Certaines entreprises en effet restent en vie, alors que si les taux
d'intérêt avaient été proches du taux de croissance, elles auraient été
durablement en perte et auraient de fait disparu (ces entreprises sont
appelées « zombies »). Restant en vie, elles faussent l'allocation des
capitaux, perturbent la santé des entreprises saines et compétitives et
empêchent le phénomène naturel de destruction/création nécessaire
à tout dynamisme économique des pays développés. C'est l'une des
raisons du déclin constaté des gains de productivité.

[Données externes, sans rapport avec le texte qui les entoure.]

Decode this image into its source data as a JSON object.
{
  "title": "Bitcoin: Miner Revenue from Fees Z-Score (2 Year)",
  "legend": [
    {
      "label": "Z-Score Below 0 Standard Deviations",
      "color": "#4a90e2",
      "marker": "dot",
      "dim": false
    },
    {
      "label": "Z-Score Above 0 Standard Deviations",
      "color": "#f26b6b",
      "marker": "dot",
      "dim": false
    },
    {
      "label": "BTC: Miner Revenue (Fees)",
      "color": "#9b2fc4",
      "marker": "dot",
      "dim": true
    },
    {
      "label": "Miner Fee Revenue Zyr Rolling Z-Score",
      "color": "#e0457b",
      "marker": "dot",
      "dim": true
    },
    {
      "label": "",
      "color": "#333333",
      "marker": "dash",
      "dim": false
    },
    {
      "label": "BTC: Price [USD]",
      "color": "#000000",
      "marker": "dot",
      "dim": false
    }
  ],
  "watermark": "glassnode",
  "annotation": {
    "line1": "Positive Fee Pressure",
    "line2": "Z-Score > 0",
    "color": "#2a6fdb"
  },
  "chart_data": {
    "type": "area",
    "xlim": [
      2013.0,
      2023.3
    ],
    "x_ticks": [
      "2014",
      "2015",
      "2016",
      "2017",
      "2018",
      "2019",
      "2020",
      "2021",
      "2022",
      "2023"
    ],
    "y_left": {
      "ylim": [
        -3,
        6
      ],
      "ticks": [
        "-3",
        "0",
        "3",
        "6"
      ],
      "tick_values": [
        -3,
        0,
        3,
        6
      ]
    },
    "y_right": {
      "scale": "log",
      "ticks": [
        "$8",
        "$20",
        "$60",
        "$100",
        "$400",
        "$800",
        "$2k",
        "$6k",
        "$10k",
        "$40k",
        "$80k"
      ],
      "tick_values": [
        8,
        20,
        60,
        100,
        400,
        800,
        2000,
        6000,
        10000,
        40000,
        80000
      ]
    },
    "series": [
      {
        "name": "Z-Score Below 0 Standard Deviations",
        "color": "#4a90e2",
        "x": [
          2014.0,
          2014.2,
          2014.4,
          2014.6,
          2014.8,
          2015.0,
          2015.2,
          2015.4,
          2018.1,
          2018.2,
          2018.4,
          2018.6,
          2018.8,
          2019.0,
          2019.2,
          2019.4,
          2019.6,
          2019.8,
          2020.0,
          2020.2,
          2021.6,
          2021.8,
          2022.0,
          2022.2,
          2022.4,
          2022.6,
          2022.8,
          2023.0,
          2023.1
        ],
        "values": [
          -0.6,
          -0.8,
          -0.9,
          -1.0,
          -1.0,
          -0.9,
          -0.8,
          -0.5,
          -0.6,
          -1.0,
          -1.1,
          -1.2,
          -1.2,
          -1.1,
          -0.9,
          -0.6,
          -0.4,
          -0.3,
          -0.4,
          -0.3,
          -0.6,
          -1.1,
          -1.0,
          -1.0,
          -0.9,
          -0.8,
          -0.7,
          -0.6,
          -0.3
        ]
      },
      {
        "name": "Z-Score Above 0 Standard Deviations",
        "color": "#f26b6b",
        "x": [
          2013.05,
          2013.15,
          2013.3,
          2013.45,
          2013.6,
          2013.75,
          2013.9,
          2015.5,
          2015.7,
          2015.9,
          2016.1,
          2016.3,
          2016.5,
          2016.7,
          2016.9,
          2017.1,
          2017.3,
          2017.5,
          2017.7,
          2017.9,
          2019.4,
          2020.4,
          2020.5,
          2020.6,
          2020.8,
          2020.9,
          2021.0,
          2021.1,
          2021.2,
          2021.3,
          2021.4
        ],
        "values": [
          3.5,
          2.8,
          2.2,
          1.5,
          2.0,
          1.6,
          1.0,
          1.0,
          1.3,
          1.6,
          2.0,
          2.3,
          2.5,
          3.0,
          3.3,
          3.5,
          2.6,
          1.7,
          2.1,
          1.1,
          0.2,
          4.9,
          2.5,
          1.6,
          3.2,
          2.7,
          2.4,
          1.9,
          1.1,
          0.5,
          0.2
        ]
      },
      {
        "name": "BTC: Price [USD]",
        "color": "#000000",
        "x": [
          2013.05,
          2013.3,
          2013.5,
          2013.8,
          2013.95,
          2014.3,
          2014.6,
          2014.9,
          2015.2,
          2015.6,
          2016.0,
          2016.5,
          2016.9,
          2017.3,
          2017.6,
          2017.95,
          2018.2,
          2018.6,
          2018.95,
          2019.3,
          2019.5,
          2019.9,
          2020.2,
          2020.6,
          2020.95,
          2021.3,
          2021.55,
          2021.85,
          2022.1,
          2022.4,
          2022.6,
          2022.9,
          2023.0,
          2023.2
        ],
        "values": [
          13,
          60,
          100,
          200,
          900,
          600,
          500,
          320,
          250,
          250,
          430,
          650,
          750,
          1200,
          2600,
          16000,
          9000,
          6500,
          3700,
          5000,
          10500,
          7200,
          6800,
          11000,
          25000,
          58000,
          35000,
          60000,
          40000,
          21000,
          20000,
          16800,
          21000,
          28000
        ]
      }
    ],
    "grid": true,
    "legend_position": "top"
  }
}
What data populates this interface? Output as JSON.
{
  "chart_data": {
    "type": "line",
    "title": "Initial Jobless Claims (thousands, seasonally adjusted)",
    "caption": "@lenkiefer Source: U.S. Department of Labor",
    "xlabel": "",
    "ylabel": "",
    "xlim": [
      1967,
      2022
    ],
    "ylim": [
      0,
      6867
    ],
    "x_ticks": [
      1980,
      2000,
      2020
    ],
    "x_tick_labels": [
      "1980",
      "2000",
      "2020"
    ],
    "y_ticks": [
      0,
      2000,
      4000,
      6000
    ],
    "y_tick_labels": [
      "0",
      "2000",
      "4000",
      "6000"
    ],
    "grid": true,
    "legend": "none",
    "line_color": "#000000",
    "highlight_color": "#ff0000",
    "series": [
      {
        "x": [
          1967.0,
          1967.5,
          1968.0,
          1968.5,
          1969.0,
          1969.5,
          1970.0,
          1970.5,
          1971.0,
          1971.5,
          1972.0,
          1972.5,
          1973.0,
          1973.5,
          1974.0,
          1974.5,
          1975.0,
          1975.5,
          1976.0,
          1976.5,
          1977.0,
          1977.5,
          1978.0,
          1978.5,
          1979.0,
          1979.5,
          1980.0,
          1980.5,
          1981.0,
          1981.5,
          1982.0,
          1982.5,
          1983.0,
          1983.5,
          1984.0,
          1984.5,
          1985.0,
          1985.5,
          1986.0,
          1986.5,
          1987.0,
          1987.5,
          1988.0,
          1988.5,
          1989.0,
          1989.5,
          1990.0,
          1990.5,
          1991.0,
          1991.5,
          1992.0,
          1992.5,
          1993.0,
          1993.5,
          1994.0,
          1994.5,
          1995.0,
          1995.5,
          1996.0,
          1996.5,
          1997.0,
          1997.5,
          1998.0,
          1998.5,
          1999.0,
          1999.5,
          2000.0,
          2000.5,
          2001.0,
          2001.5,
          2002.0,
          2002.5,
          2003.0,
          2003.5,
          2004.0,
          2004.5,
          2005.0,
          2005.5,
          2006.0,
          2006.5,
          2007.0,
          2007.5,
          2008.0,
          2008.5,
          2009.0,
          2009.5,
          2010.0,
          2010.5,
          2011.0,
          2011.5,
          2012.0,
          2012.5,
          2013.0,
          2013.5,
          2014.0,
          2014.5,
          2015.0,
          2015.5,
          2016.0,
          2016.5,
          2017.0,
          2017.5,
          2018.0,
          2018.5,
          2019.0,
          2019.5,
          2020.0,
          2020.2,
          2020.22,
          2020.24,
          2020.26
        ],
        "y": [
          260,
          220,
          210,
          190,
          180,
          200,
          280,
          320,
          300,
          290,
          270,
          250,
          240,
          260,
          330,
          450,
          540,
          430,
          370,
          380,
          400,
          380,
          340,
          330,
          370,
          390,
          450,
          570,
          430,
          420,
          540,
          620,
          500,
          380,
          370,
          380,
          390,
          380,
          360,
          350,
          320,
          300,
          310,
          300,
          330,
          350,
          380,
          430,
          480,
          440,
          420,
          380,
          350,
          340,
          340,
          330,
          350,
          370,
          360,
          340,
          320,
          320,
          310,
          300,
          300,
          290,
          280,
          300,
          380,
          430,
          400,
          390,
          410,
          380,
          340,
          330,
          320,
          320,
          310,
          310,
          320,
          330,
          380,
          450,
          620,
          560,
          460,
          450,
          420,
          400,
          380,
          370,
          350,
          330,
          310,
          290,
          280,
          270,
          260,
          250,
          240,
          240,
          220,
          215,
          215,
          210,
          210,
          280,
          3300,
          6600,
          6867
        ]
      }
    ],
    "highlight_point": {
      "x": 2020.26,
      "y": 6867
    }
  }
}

En outre, les
taux d'intérêt trop bas, trop longtemps, facilitent aussi l'endettement.
Il est beaucoup plus facile de s'endetter quand le taux d'intérêt est
durablement inférieur au taux de croissance. Et le surendettement
induit conduit inéluctablement à une baisse de l'investissement, ce
qui influence négativement à nouveau les gains de productivité.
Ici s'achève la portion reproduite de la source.